02 - In a large mixing bowl, combine uncooked rice, diced onion, red bell pepper, corn, drained black beans, diced tomatoes with chilies including juices, chicken broth, cumin, smoked paprika, chili powder, garlic powder, salt, and pepper. Stir thoroughly until all spices are evenly distributed.
03 - Pour the rice and vegetable mixture evenly into the prepared baking dish, spreading it out to create a uniform layer.
04 - Nestle the chicken pieces into the rice mixture, pressing them down slightly so they are partially submerged. Distribute evenly throughout the dish.

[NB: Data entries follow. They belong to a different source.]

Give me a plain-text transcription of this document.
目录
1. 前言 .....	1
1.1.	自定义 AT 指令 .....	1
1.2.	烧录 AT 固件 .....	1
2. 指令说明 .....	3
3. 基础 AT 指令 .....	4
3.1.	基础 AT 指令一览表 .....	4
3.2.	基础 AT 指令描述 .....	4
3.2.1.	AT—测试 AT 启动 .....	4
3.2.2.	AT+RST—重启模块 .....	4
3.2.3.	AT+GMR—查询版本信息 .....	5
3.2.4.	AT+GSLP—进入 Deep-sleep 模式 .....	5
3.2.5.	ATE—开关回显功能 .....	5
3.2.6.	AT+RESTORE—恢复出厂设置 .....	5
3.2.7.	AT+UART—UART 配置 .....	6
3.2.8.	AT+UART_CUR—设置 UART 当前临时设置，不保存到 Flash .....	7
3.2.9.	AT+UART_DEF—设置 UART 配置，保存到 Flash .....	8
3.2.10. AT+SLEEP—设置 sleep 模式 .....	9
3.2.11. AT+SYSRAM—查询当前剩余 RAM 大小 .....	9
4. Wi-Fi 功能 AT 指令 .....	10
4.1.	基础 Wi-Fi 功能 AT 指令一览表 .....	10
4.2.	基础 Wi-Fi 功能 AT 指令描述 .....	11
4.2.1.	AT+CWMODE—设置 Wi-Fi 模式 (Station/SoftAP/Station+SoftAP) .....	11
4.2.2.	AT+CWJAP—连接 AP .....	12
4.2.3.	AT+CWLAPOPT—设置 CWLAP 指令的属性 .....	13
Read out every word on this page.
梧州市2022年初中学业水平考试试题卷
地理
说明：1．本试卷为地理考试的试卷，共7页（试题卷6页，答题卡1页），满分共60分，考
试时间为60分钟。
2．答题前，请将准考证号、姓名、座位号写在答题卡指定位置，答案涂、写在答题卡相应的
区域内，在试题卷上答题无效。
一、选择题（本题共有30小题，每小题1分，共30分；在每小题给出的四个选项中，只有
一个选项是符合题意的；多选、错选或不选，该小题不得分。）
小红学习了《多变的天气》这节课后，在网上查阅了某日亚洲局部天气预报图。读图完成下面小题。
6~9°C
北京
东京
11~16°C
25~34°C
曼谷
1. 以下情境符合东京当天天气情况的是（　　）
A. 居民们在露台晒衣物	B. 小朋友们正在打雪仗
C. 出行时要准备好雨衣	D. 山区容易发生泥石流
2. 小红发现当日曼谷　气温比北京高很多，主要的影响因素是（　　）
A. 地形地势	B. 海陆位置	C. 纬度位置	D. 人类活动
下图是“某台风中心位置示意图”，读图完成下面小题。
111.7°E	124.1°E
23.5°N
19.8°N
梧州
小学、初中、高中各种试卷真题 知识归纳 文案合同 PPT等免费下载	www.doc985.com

05 - Cover the baking dish tightly with aluminum foil, sealing the edges to trap steam. Bake for 35 minutes to allow rice to absorb liquid and chicken to cook through.
06 - Remove foil carefully to avoid steam burns. Sprinkle shredded Mexican cheese blend evenly over the entire surface. Return to oven uncovered and bake for 10-15 minutes until cheese is melted and bubbly with golden spots.
07 - Let the casserole rest for 5 minutes before serving to allow flavors to meld and make portioning easier. Garnish with fresh cilantro, sliced jalapeños, sour cream, and lime wedges if desired.